Since November 2009, the downtown campus staff has administered 1,155 ASQ assessments, and has found:
- 38 percent of the children assessed were developmentally on target for their age.
- 22 percent tested at borderline, and parents received education and training to help their child become school ready and meet the developmental standards.
- 40 percent of the children were identified as delayed. The questionnaire coordinator provided additional education and referred the families to early intervention with Berks County Intermediate Unit or Service Access Management.
"We have seen important yet distressing results. The national average shows one in six children who were administered the ASQ have an identified developmental delay. In Reading, we are seeing an average of three out of five," Altland said.
The second component of this grant is the establishment of Play & Learn Centers (PLC) in collaboration with The Salvation Army.
Mindy McCormick, the Salvation Army's director of social services, described the Play and Learn Centers as informal, neighborhood-based parent and child activity sessions, with the goal of working with parents of at-risk children at the earliest stages in order to intervene and encourage healthy development.

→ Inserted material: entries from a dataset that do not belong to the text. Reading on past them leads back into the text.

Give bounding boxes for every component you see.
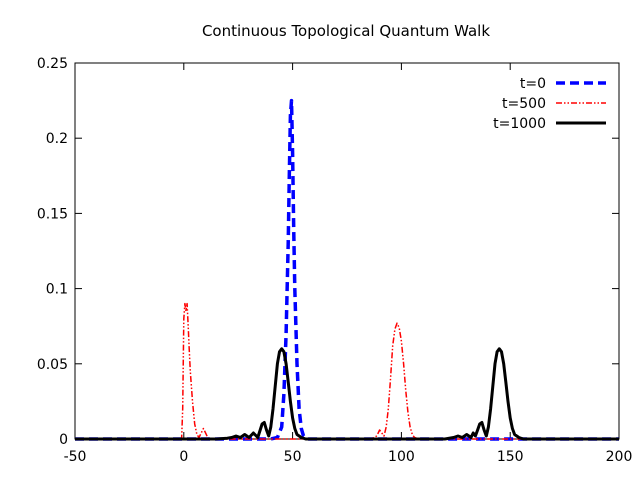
legend-label: t=500: [502, 96, 546, 112]
x-tick-label: 100: [388, 449, 415, 465]
series-line: [75, 347, 619, 441]
chart-title: Continuous Topological Quantum Walk: [202, 22, 490, 40]
legend-label: t=1000: [493, 116, 546, 132]
series-line: [75, 302, 619, 440]
x-tick-label: 150: [497, 449, 524, 465]
x-tick-label: -50: [64, 449, 87, 465]
x-tick-label: 50: [284, 449, 302, 465]
x-tick-label: 0: [179, 449, 188, 465]
legend-label: t=0: [520, 76, 546, 92]
y-tick-label: 0: [59, 432, 68, 448]
y-tick-label: 0.15: [37, 206, 68, 222]
legend: t=0 t=500 t=1000: [493, 76, 606, 132]
x-tick-label: 200: [606, 449, 633, 465]
y-tick-label: 0.25: [37, 56, 68, 72]
series-line: [75, 98, 619, 441]
y-tick-label: 0.1: [46, 282, 68, 298]
series-layer: [75, 98, 619, 441]
y-tick-label: 0.05: [37, 357, 68, 373]
y-tick-label: 0.2: [46, 131, 68, 147]
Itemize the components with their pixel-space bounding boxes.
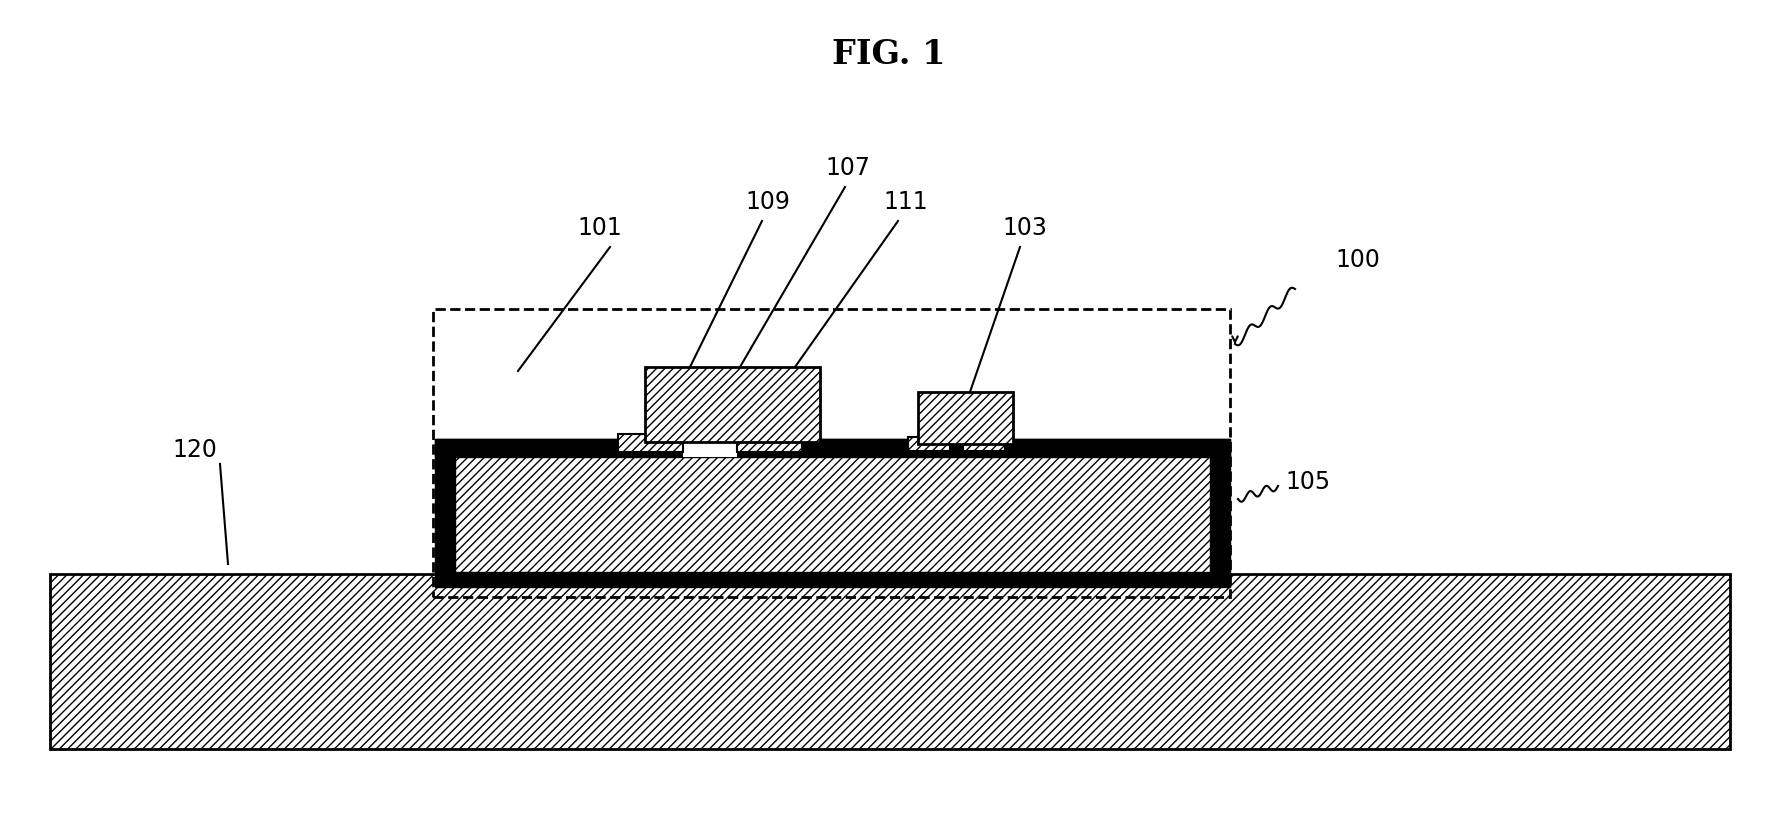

"If parents and caregivers are provided information, referrals, support and opportunities to stimulate healthy development, the percentage of disadvantaged children entering kindergarten with developmental delays will decrease," she explained.
Neighbors Helping Neighbors is a collaboration between St. Joseph and Catholic Charities of the Diocese of Allentown to expand the outreach and volunteer base in Berks and southern Schuylkill counties to help older adults stay in their homes safely for as long as possible.
It is also hoped the program, funded at $260,000 over three years, will significantly improve access to social services and health care.
Sister Janet Henry, St. Joseph's vice president of mission and ministry, noted that the number of elderly requiring services will increase dramatically over the next two decades. They are living longer and wish to remain in their homes.
That means informal support networks provided by family and friends are being taxed more heavily, she said, and studies show that successful aging-in-place strategies minimize inadequate and inappropriate care as well as the overall costs of that care by offering a range of flexible services to fit the needs of the individual.
Pamela Russo, assistant director of Catholic Charities of the Diocese of Allentown, said the vision for Neighbors Helping Neighbors "is to provide the benefits of friendship, companionship, assistance, and spiritual care. We hope to enhance, in every dimension, the fullness of life of elders living in their community independently."
She said the volunteers will lend a helping hand to elders, serve as their advocates, and help them stay connected to their communities and to help them enjoy a fullness of life residing in their own homes and to participate as fully as possible in the life of the community. She said the program will be offered in cooperation with churches and families, community organizations, health care providers and agencies serving elders.
"The key word we have heard today is 'partner.' As St. Joseph, like all hospitals, prepares for health care reform, partnering will be more important than ever before, Morahan said as the annual meeting closed.
"Strong collaborations with different organizations build healthy communities."